あの男が動揺したのはあとにも先にも一回だけ。水族館から帰るとき、わたしから手を握って微笑んでみせた、あの一回のみ。物理的に触れるとかそんなんじゃなくて、ただ見せた笑顔に動揺するなんて、どんだけピュアなんだよ、バカじゃないの。
* * *
「それは恋だね」
「……は?」
真正面に座った友羽がつぶやいた一言に、思わず顔を歪める。しかし、彼女はメニューに目を通していたためか、わたしの表情の変化に気付かず、話を続けた。
「なぁんだ、何だかんだ言って砂名も高梨のことがすきなんだね。よかったよかった」
「いや、何言って……」
「手ェつなぐくらいならやるかもとか思ってたけど、チューと同衾とは……やるな、高梨」
「どうきっ……げほっ、アホか! 誤解を招くようなこと言うなっての!」
「だってホントのことでしょ?」
メニューの横から顔を出して、かくん、と首をかしげる友羽。
わたしは水をちょっと吹き出しかけてしまったので、口と机を拭いてからきっぱりと吐き捨てた。
「有り得ない」
「えぇー? 相談してきたのは砂名じゃん」
「それはそうなんだけどさ、付き合うときにすきにならないって言っちゃったし、昔からずっと大っ嫌いだったヤツのことを、だ、抱きしめられたくらいで意識するとかさ、何か軽くない?」
「そんなことないでしょ。あたしだって手をつなぐのとキスするのと抱きしめるのだったら、抱きしめるのが一番すきだし、一番ドキドキするよ?」
「……そうなの?」
「うん。一番いっぱい触れあってて気持ちいいんだよね」
「でも、相手は高梨だよ?」
「いや、そこはわかんないよ。高梨の相手は砂名なんだし」
うん、それは正論だ。でも、自分でも何で高梨を意識しているのかわからないから相談しているのも事実であって。ああ、何でわたしがあんなヤツのためにこんなに悩まなくちゃいけないんだ。どこまでも忌々しいヤツめ。
ぐ、と黙っていると、パタンとメニューを閉じた友羽が先に切り出した。
「砂名はさ、結局高梨のことがすきなの?」
「……それがわからないから困ってるんだけど」
「うーん、でも、あたしは軽いとか思わないよ。お互いすきでもないけど付き合ってて、恋人っぽいこともしてれば、そうなるのは普通じゃない? 恋なんていつ始まるかわかんないんだよ?」
真剣な目でわたしを見つめてにっと笑う友羽が、このときばかりは何だか頼もしく思えた。
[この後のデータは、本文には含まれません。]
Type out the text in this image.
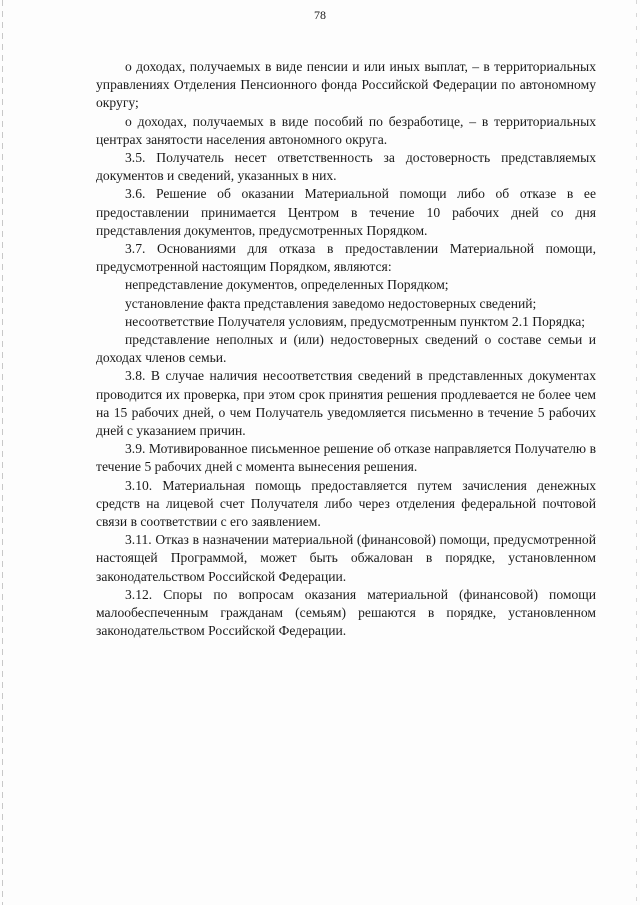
78

о доходах, получаемых в виде пенсии и или иных выплат, – в территориальных управлениях Отделения Пенсионного фонда Российской Федерации по автономному округу;

о доходах, получаемых в виде пособий по безработице, – в территориальных центрах занятости населения автономного округа.

3.5. Получатель несет ответственность за достоверность представляемых документов и сведений, указанных в них.

3.6. Решение об оказании Материальной помощи либо об отказе в ее предоставлении принимается Центром в течение 10 рабочих дней со дня представления документов, предусмотренных Порядком.

3.7. Основаниями для отказа в предоставлении Материальной помощи, предусмотренной настоящим Порядком, являются:

непредставление документов, определенных Порядком;

установление факта представления заведомо недостоверных сведений;

несоответствие Получателя условиям, предусмотренным пунктом 2.1 Порядка;

представление неполных и (или) недостоверных сведений о составе семьи и доходах членов семьи.

3.8. В случае наличия несоответствия сведений в представленных документах проводится их проверка, при этом срок принятия решения продлевается не более чем на 15 рабочих дней, о чем Получатель уведомляется письменно в течение 5 рабочих дней с указанием причин.

3.9. Мотивированное письменное решение об отказе направляется Получателю в течение 5 рабочих дней с момента вынесения решения.

3.10. Материальная помощь предоставляется путем зачисления денежных средств на лицевой счет Получателя либо через отделения федеральной почтовой связи в соответствии с его заявлением.

3.11. Отказ в назначении материальной (финансовой) помощи, предусмотренной настоящей Программой, может быть обжалован в порядке, установленном законодательством Российской Федерации.

3.12. Споры по вопросам оказания материальной (финансовой) помощи малообеспеченным гражданам (семьям) решаются в порядке, установленном законодательством Российской Федерации.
やはり恋愛経験者は違うということだろうか。
「友羽もたまには良いこと言うんだね」
「でしょー? ってアレ? これちゃんと誉められてる?」
「誉めてる誉めてる」
「うわぁ、投げやりーい。あ、すいませーん、注文お願いしまーす」
傷ついてるんだか傷ついてないんだか、わたしの返答をさらっと受け流し、小柄なくせに結構な量のデザートを注文する友羽。
そのうち運ばれてきたそれらを嬉しそうにほお張った友羽は、ほとんど完食したころにまた口を開いた。
「そんなに気になるならさーあ? あたしが高梨にちょっと探り入れてみよっか?」
「え、それだけはマジでやめて」
「何で?」
「友羽ちゃん、あなたの特技は何かな?」
きょとん、ととぼけたようなカオをしている友羽(本当に本気で悪意がないからタチが悪い)に向かって、にこっ、と心中とは裏腹の笑顔を浮かべてみせれば、友羽もにこっ、と微笑み返し、
「墓穴を掘ることデース」
と言った。何だ、ちゃんと自覚しているじゃないか。
「わかってるじゃん。ホントにやめてね」
「……わかったよーう。でも、脈ありだと思うけどなぁ」
「……ないない」
ずずっ、とクリームソーダを吸い上げた友羽を見て、わたしも紅茶を口に運ぶ。
口では否定したけれど、内心ちょっと期待してしまった。それが、大きな勘違いだとは知らずに。